Proposta social de área impactada pela hidrelétrica de Santo Antônio do Jari é apresentada ao governador

O projeto de Tratamento Social às comunidades que serão atingidas direta ou indiretamente com a construção da hidrelétrica de Santo Antônio do Jari foi apresentado nesta última quarta-feira, 23, ao governador Camilo Capiberibe. O projeto é o resultado do diálogo da comunidade com o governador, que encaminhou à empresa as necessidades dos moradores das localidades atingidas com construção da hidrelétrica.

Um plano utilitário, com menos prejuízos ambientais e sociais, foi solicitado à empresa, principalmente na Reserva de Desenvolvimento Sustentável do Iratapuru (RDS), onde a maioria sobrevive do extrativismo da castanha-do-brasil.

A Energias de Portugal (EDP) está construindo a usina desde dezembro de 2011 no rio Jari, entre o município amapaense de Laranjal do Jari e o paraense Monte Dourado. Com a construção da barragem, parte da RDS será inundada, incluindo a vila São Francisco de Iratapuru, que será atingida diretamente, e as comunidades de Padaria, São José e Santo Antônio da Cachoeira, indiretamente.

De acordo com o presidente da EDP, Paulo Félix, o projeto é inovador e prevê benefícios nos principais setores, como habitação, saúde, educação, segurança, esporte, lazer, esgoto, água e energia elétrica. “Temos projetos sociais no Brasil e no exterior, mas é a primeira vez que unimos inúmeras benfeitorias em um só projeto”, afirmou.

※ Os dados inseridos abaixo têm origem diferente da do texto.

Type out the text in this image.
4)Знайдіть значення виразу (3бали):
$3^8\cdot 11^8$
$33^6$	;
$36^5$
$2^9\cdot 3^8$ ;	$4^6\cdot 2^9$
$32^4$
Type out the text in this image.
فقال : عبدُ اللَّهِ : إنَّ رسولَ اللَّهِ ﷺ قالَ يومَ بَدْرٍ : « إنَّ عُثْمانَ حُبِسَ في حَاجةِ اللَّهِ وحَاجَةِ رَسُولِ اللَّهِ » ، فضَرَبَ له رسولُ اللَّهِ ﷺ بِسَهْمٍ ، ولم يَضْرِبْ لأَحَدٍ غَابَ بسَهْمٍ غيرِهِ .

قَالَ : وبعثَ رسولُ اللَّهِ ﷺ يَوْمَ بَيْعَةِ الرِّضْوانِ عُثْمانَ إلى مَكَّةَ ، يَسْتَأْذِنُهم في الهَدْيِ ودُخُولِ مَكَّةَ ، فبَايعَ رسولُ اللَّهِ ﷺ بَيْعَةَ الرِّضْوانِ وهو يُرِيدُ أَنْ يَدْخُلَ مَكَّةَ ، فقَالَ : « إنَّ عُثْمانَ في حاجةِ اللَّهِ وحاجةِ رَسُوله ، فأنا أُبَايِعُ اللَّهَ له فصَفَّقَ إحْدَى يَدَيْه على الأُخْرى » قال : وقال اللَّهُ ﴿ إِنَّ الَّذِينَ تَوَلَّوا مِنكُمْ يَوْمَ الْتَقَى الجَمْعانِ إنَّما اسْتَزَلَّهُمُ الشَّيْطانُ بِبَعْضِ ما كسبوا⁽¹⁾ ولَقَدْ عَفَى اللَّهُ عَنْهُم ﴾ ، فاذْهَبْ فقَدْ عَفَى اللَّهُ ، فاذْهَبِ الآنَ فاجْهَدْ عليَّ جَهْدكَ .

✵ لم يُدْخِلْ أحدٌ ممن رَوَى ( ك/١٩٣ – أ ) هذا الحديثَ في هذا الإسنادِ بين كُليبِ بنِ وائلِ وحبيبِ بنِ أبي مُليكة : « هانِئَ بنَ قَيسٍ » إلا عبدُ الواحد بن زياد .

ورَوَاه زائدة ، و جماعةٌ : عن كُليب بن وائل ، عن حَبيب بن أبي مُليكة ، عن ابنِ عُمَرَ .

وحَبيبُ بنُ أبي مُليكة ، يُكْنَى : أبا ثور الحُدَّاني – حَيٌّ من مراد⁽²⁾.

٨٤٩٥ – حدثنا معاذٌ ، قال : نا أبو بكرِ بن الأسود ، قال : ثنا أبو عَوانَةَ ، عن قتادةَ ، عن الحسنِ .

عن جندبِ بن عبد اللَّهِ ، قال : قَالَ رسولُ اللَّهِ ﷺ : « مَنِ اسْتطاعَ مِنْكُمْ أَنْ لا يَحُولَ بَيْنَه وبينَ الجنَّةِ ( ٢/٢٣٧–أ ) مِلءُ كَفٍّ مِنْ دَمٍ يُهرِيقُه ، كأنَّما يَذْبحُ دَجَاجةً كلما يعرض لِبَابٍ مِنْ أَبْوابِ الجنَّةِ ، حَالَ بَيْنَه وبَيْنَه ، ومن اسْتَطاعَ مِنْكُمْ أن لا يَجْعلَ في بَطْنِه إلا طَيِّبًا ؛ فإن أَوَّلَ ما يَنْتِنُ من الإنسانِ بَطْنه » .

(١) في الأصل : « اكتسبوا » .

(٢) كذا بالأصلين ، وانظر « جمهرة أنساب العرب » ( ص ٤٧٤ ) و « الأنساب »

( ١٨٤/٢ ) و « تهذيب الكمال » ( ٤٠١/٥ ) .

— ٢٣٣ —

A proposta apresentada mostra que na vila São Francisco, das 34 casas, 13 ficam afetadas diretamente, porém todas serão realocadas para uma nova vila com casas mistas e arruamento. As estruturas comunitárias como igreja, depósitos de castanha, escritório, sanitário comunitário, trapiche embarcadouro, viveiro de produção de mudas e outros também serão realocadas.

A empresa disse que as casas, ruas e a cooperativa Cumaru terão energia solar, e está prevista a construção de fossas sépticas e sumidouros, sistema de captação tratamento e distribuição de água, postos médico e policial e área de lazer. A escola municipal será reformada.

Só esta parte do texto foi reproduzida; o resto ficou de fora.